From season eight onward, ratings have declined. Season nine was the first season with no episodes reaching 10 million first-run viewers, although Blue Bloods still ranked as the eighth-most watched program in 2018–19 Live + 7 viewership. Season nine also had the lowest first-run viewership for any episode to date (7.62 million for episode 14, "My Brother's Keeper").

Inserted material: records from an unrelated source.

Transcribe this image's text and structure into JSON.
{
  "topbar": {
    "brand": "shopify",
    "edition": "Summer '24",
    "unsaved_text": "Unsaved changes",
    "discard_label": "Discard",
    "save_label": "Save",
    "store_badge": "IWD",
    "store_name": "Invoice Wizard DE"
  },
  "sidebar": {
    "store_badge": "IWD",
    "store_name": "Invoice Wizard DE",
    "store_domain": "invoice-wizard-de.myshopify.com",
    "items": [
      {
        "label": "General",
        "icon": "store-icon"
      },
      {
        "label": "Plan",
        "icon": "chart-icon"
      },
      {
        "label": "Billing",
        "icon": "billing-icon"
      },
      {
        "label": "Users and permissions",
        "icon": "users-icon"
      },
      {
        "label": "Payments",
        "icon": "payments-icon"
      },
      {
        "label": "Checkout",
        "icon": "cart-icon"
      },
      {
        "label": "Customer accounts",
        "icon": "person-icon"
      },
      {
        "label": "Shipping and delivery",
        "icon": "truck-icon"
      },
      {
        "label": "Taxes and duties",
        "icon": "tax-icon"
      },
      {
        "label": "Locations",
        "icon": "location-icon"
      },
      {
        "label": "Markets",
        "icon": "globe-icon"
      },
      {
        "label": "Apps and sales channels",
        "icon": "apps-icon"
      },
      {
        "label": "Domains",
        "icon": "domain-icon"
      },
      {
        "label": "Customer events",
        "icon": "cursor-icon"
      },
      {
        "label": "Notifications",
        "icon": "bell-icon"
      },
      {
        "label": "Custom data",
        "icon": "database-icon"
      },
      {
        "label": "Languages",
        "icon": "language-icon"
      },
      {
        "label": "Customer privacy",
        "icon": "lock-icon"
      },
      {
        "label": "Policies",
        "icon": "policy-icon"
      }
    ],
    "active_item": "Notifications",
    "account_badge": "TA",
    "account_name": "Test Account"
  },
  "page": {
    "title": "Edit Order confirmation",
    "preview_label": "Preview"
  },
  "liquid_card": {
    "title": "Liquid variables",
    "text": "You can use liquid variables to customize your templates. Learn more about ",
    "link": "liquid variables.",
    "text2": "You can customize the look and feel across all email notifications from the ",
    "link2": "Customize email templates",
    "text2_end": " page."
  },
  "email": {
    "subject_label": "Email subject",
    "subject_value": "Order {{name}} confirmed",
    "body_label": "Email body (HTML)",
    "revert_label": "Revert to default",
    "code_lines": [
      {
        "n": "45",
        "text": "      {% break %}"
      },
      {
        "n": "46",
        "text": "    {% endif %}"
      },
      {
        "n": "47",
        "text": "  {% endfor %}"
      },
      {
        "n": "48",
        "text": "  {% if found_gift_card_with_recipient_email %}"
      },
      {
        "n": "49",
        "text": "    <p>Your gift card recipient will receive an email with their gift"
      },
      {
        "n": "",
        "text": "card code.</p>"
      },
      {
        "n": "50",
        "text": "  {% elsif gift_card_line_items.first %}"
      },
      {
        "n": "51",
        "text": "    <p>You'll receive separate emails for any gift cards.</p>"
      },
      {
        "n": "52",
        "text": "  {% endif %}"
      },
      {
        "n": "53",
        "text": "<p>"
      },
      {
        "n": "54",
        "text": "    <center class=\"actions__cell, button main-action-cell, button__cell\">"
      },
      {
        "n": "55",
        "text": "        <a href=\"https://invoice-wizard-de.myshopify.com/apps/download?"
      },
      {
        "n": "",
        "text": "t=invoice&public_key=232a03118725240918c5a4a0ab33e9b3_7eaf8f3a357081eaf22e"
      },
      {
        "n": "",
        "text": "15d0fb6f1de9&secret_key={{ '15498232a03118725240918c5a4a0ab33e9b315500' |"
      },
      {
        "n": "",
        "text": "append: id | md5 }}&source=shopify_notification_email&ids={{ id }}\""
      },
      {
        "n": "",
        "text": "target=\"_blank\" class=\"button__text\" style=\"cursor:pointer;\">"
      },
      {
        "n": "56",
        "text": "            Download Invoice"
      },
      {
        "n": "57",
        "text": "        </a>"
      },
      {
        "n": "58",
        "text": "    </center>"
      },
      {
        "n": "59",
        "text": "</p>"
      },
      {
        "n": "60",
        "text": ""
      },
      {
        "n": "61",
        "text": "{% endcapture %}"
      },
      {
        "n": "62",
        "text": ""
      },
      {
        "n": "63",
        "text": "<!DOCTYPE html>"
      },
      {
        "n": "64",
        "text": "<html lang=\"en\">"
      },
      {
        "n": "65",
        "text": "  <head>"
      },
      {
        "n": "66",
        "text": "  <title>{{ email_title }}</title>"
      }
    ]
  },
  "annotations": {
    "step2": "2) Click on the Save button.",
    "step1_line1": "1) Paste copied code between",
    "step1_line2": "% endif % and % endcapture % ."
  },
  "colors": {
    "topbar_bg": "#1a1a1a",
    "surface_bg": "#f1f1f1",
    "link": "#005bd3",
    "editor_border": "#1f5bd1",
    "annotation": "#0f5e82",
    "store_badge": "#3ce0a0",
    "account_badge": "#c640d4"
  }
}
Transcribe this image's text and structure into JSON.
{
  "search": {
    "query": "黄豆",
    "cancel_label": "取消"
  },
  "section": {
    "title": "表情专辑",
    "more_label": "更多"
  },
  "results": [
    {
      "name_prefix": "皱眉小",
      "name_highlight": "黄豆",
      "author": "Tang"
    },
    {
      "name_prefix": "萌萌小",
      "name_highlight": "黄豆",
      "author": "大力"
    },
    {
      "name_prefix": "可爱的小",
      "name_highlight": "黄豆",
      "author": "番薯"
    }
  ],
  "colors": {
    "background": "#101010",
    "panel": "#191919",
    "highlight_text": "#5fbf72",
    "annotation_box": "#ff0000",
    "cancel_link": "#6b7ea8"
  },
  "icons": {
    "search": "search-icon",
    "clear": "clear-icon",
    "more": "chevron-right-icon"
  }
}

Viewership and ratings per season of Blue Bloods
| Season | Timeslot (ET) | Episodes | First aired |  | Last aired |  | TV season | Viewership rank | Avg. viewers (millions) |
| Date | Viewers (millions) | Date | Viewers (millions) |
| 1 | Friday 10:00 p.m. (1–10, 15–22) Wednesday 10:00 p.m. (11–14) | 22 | September 24, 2010 | 13.01 | May 13, 2011 | 11.79 | 2010–11 | 19 | 12.58 |
| 2 | Friday 10:00 p.m. | 22 | September 23, 2011 | 12.06 | May 11, 2012 | 10.73 | 2011–12 | 22 | 12.15 |
| 3 | 23 | September 28, 2012 | 11.22 | May 10, 2013 | 10.30 | 2012–13 | 14 | 13.16 |
| 4 | 22 | September 27, 2013 | 11.70 | May 9, 2014 | 11.78 | 2013–14 | 10 | 13.63 |
| 5 | 22 | September 26, 2014 | 10.88 | May 1, 2015 | 11.28 | 2014–15 | 13 | 13.77 |
| 6 | 22 | September 25, 2015 | 10.08 | May 6, 2016 | 10.10 | 2015–16 | 10 | 13.07 |
| 7 | 22 | September 23, 2016 | 10.55 | May 5, 2017 | 9.24 | 2016–17 | 8 | 14.07 |
| 8 | 22 | September 29, 2017 | 10.04 | May 11, 2018 | 8.88 | 2017–18 | 12 | 13.09 |
| 9 | 22 | September 28, 2018 | 8.79 | May 10, 2019 | 8.48 | 2018–19 | 8 | 12.83 |
| 10 | 19 | September 27, 2019 | 7.85 | May 1, 2020 | 8.52 | 2019–20 | 7 | 11.96 |
| 11 | 16 | December 4, 2020 | 6.44 | May 14, 2021 | 7.07 | 2020–21 | 8 | 10.16 |
| 12 | 20 | October 1, 2021 | 6.30 | May 6, 2022 | 6.23 | 2021–22 | 6 | 9.78 |
| 13 | 21 | October 7, 2022 | 6.40 | May 19, 2023 | 5.78 | 2022–23 | 5 | 9.40 |
| 14 | 18 | February 16, 2024 | 5.67 | December 13, 2024 | 5.86 | 2023–24 | TBD | TBD |

===Accolades===
In 2012, producer Brian Burns was a finalist for the Humanitas Prize for the season-two episode "The Job".
In 2021, the show was awarded the TV Faith and Freedom Award for season 10, episode 19, "Family Secrets" at the MovieGuide Awards.
Writer producer Siobhan Byrne O'Connor was nominated for an Edgar Award in 2012 for the episode "Innocence", in 2015 for the episode "Unfinished Business" and in 2023 for the episode "The Reagan Way". Kevin Wade was nominated for an Edgar Award in 2019 for the episode "My Aim is True".

==Spin-off==

On June 4, 2024, Paramount Global co-CEO Brian Robbins revealed plans for a "franchise extension" of Blue Bloods. In February 2025, CBS announced that it had ordered a spinoff—Boston Blue—straight to series for the 2025–26 television season; the series is executive produced by Wahlberg and focuses on his character of Danny Reagan, who transfers to the Boston Police Department alongside his son Sean. It premiered on October 17, 2025, inheriting the former timeslot of Blue Bloods.